Cardiac catheterization demonstrated severe AS (AVA 0.4 cm2), and severe CAD in the left circumflex artery/obtuse marginal branch disease, very small vessel not amenable for percutaneous coronary intervention (PCI), as well as a right coronary artery with complete total occlusion (RCA CTO) (Figure 3) with left to right collaterals and patent distal left anterior descending artery with stent. Given the chronic total occlusion of the RCA with robust collateral perfusion and absence of ischemic symptoms attributable to the right coronary territory, the risks of potential PCI outweighed its potential benefits, and it was therefore not indicated in this patient.

A plan was made for outpatient follow-up for TAVR after catheterization. Given numerous risk factors, including age, comorbidities, recurrent anemia with ongoing gastrointestinal blood loss, 2-vessel coronary artery disease requiring no immediate revascularization, and demand-mediated myocardial injury, the heart team advised transcatheter aortic valve replacement (TAVR) as the appropriate intervention, and the patient elected to proceed with their recommendation. Aspirin and high-intensity statin were continued for CAD. Proton pump inhibitor (PPI) was started at 40 mg twice daily for acute chronic blood loss anemia. Interventional cardiology implanted a SAPIEN 3 bioprosthetic valve via TAVR (Figure 4).

Double-balloon enteroscopy (DBE) was recommended if bleeding recurred. Six months after TAVR, the patient was asymptomatic, denying fatigue, melena, or bleeding, with resolved blood loss anemia and Hb 14.0. The patient had a documented positive fecal occult blood test (FOBT) 2 days after admissions, followed by a negative FOBT after TAVR.

This patient had presented with anemia at multiple facilities and the cause of her anemia remained undiagnosed.

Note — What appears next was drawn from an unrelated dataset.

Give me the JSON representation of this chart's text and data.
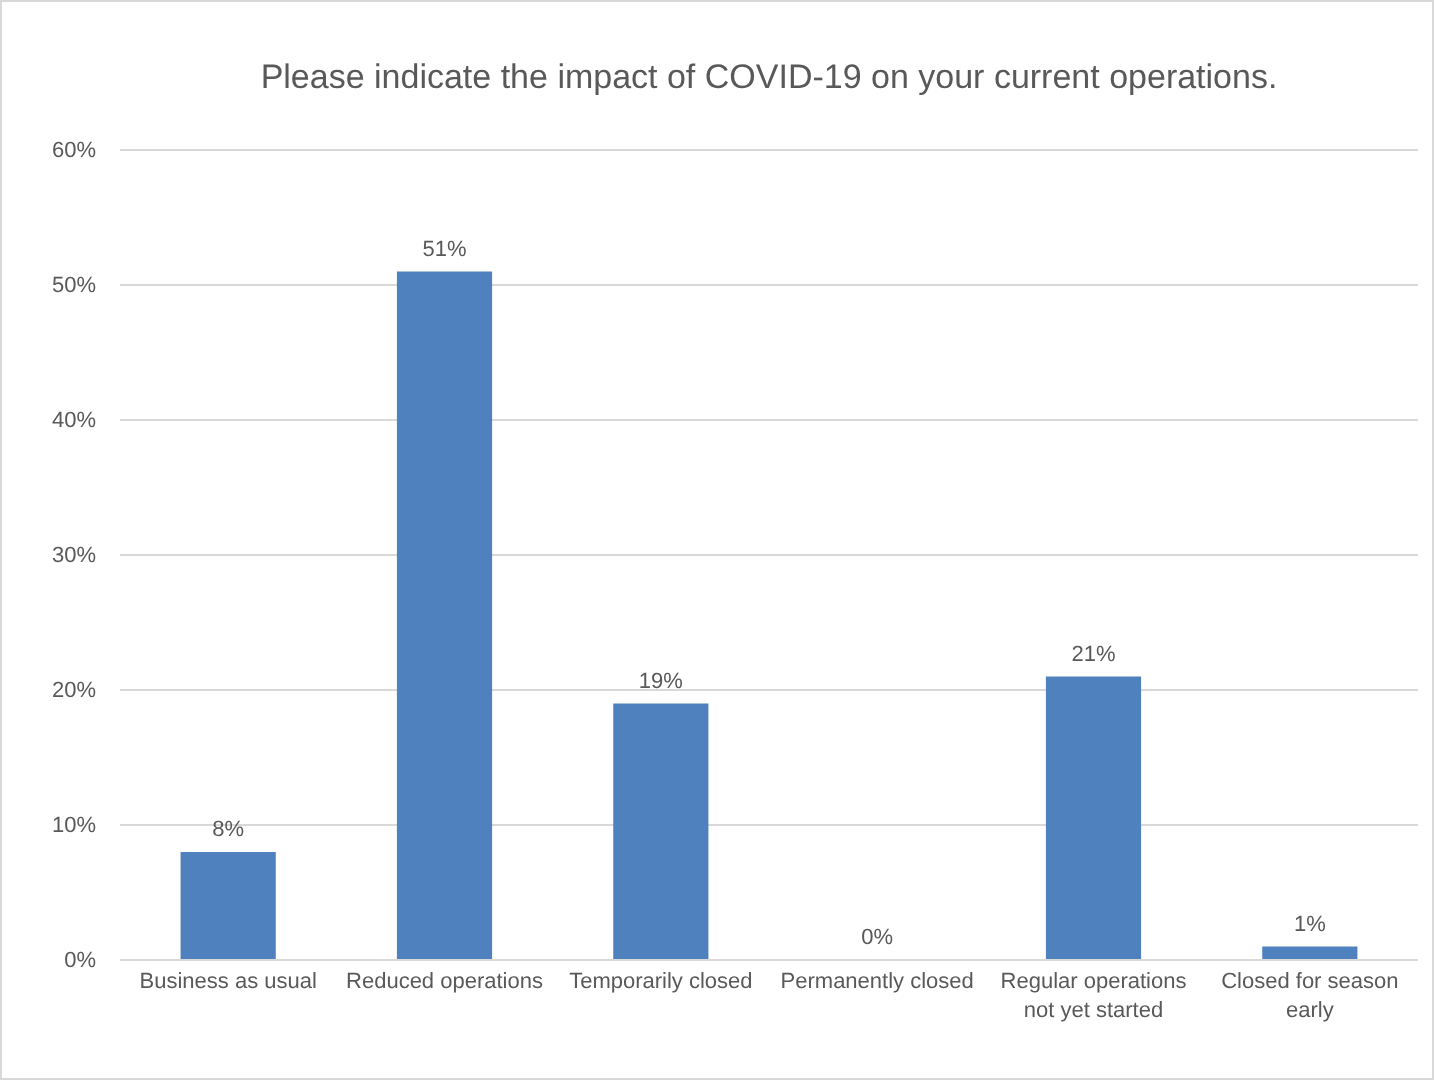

To the best of our knowledge, she was not evaluated for avWF deficiency at any of the previous facilities, for unknown reasons. No specialized testing to characterize acquired von Willebrand syndrome such as von Willebrand factor antigen, ristocetin cofactor activity, collagen binding activity, or multimer analysis was performed or available in the transferred medical records. No von Willebrand factor-specific studies or platelet function assays were available in the transferred records; however, basic serum protein evaluation revealed a total protein of 7.1 g/dL and albumin of 3.9 g/dL, with no findings suggestive of a paraproteinemia-associated disorder or monoclonal gammopathy. AV replacement was recommended after colonoscopy and upper endoscopy failed to find bleeding sources. Despite the absence of angiodysplasia, HS was diagnosed, as the bleeding was attributed to small-intestine angioectasias secondary to AS. The presence of severe AS and resolution of bleeding after TAVR strongly supported the diagnosis of HS, despite an atypical presentation. The timeline of diagnostic assessments, interventions, and final diagnosis is summarized in Table 1.

Discussion

PROCEDURAL STEPS:

Diagnostic algorithm:

TAVR procedure [8]:

POTENTIAL PITFALLS:

Drawbacks in this diagnostic algorithm include under-recognizing and inadequate screening of avWS, delayed AS diagnosis, misinterpreting gastrointestinal bleeding, and diminished interdisciplinary teamwork. Patients with unexplained bleeding should undergo thorough evaluation for the triad of HS, especially in elderly patients. Although TAVR is a generally safe and effective procedure for severe AS, potential complications include vascular injury, bleeding, valve issues (migration, malposition, embolization), new arrhythmias, stroke, kidney injury, and infection. Adhering carefully to diagnostic and procedural steps helps reduce risks.

Conclusions

Although commonly linked to gastrointestinal bleeding, a recent study of 91 cases found that 20.5% did not exhibit angiodysplasia, challenging the traditional diagnostic criteria [9].

Therefore, the absence of angiodysplasia should not preclude a diagnosis of Heyde syndrome.